TORONTO – Nortel announced today that it has signed an agreement in principle to settle two major class action lawsuits filed in New York.
The lawsuits were the result of Nortel’s much-documented accounting and financial woes, which have since been cleaned up.
"Our intent is to achieve a fair resolution of these lawsuits and avoid a prolonged, uncertain and costly litigation process," said Harry Pearce, Nortel’s chairman of the board, in a statement. "A final settlement would remove a significant impediment to Nortel’s future success and allow (new president and CEO) Mike Zafirovski and the Nortel team to move forward."
"Resolving these important issues will enhance the company’s ability to focus on our transformation and renewal priorities and our customers," said Zafirovski.
"The proposed settlement would be part of, and is conditioned on, Nortel reaching a global settlement encompassing all pending shareholder class actions and proposed shareholder class actions commenced against the company and certain other defendants following the company’s announcement of revised financial guidance during 2001, and the company’s revision of its 2003 financial results and restatement of other prior periods.

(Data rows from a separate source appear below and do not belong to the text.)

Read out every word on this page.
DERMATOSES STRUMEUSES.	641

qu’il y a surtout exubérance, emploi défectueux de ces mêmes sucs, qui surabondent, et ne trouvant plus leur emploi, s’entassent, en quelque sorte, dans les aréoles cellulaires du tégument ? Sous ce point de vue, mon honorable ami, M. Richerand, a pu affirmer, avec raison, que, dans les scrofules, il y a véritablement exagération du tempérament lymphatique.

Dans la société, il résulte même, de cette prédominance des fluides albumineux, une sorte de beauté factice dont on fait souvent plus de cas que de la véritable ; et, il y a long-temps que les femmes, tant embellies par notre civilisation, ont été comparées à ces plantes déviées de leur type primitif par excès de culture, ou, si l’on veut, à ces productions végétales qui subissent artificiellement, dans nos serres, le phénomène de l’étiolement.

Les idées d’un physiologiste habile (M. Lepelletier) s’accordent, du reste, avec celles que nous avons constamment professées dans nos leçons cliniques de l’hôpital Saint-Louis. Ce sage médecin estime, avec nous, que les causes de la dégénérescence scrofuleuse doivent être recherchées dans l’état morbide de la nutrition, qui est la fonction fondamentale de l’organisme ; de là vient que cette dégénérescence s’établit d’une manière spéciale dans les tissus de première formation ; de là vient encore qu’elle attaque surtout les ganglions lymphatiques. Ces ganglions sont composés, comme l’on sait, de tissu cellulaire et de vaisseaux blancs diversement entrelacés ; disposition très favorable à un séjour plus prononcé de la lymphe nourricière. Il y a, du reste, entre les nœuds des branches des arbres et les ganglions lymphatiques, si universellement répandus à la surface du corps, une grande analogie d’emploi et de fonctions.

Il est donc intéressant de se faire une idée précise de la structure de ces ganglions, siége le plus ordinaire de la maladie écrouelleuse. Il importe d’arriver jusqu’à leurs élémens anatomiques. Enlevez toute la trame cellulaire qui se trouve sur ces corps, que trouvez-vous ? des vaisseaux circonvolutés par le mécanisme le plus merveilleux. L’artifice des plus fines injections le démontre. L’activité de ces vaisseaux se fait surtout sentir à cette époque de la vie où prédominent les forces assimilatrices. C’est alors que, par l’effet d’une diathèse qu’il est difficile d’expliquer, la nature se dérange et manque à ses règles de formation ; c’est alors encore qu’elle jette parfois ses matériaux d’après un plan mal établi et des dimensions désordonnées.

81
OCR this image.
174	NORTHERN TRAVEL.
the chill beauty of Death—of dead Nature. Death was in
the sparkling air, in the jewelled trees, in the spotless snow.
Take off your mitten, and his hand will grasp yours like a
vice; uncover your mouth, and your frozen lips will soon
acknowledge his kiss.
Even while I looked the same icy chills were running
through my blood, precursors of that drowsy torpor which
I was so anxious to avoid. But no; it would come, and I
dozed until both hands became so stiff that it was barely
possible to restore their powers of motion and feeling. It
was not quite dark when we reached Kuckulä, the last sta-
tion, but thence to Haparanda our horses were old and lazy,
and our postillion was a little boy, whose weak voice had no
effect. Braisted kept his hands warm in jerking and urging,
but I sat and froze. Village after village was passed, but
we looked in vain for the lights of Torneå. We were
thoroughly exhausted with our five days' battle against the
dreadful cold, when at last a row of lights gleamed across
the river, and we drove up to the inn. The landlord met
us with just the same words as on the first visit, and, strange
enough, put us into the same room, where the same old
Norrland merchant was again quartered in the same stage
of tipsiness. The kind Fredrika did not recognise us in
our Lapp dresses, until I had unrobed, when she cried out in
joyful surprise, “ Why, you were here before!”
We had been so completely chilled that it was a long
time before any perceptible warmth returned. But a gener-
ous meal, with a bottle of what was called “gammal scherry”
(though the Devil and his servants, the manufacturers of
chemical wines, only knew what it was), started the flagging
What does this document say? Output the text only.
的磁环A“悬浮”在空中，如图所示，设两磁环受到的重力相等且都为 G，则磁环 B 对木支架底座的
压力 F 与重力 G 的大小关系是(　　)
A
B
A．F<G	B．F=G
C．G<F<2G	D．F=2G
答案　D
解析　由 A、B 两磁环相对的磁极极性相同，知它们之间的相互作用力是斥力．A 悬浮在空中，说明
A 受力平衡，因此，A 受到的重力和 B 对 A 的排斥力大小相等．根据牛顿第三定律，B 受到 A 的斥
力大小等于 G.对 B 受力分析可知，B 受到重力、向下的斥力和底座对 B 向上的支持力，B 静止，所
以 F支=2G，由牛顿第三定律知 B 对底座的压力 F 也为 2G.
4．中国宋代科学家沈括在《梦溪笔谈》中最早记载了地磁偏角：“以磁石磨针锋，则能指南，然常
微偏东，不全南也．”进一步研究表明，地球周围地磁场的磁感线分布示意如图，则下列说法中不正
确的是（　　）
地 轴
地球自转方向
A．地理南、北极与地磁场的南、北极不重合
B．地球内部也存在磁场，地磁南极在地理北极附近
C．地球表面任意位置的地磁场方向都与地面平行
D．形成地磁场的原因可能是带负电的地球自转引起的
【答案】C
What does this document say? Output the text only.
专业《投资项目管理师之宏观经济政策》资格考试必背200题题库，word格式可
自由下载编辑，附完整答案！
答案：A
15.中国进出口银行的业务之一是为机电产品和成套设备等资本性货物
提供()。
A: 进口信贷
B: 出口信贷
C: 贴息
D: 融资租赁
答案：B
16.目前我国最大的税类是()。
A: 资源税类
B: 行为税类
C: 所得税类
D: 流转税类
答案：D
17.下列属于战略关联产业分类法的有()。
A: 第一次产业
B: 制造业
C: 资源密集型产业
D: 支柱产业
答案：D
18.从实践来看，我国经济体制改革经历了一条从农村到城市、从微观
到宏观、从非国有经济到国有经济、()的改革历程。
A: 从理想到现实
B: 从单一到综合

The proposed settlement is also conditioned on Nortel and the lead plaintiffs reaching agreement on corporate governance related matters and the resolution of insurance related issues," says the press release.
Under the terms of the proposed global settlement contemplated by the agreement in principle, Nortel would make a payment of US$575 million in cash, issue 628,667,750 of its common shares (representing 14.5% of its current equity), and contribute one-half of any recovery in the existing litigation by Nortel against Messrs. Frank Dunn, Douglas Beatty and Michael Gollogly, the company’s former senior officers who were terminated for cause in April 2004, says the release.
That pegs the total value of the proposed settlement at about $2.5 billion, given that Nortel shares traded in the US$3.00 range today.
The agreement in principle is also conditioned on the contribution of available insurance, which has yet to be resolved and would also be conditioned on the receipt of all required court, securities regulatory and stock exchange approvals.
The total settlement amount will include all plaintiffs’ court-approved attorneys’ fees. Nortel has agreed to respond to the corporate governance proposals of the lead plaintiffs and enter into a dialogue to review the Company’s corporate governance.
The proposed settlement would contain no admission of wrongdoing by the company or any of the other defendants.
Nortel will continue to co-operate fully with the U.S. and Canadian securities regulators and law enforcement authorities in their ongoing investigations relating to the company’s accounting restatements, and the proposed settlement does not relate to these ongoing investigations. The proposed settlement also does not encompass a related ERISA action and the pending application in Canada for leave to commence a derivative action against certain current and former officers and directors of Nortel. No additional reserves have been taken by the company at this time for any potential judgments, fines, penalties or settlements that may arise from these pending investigations or actions, says the press release.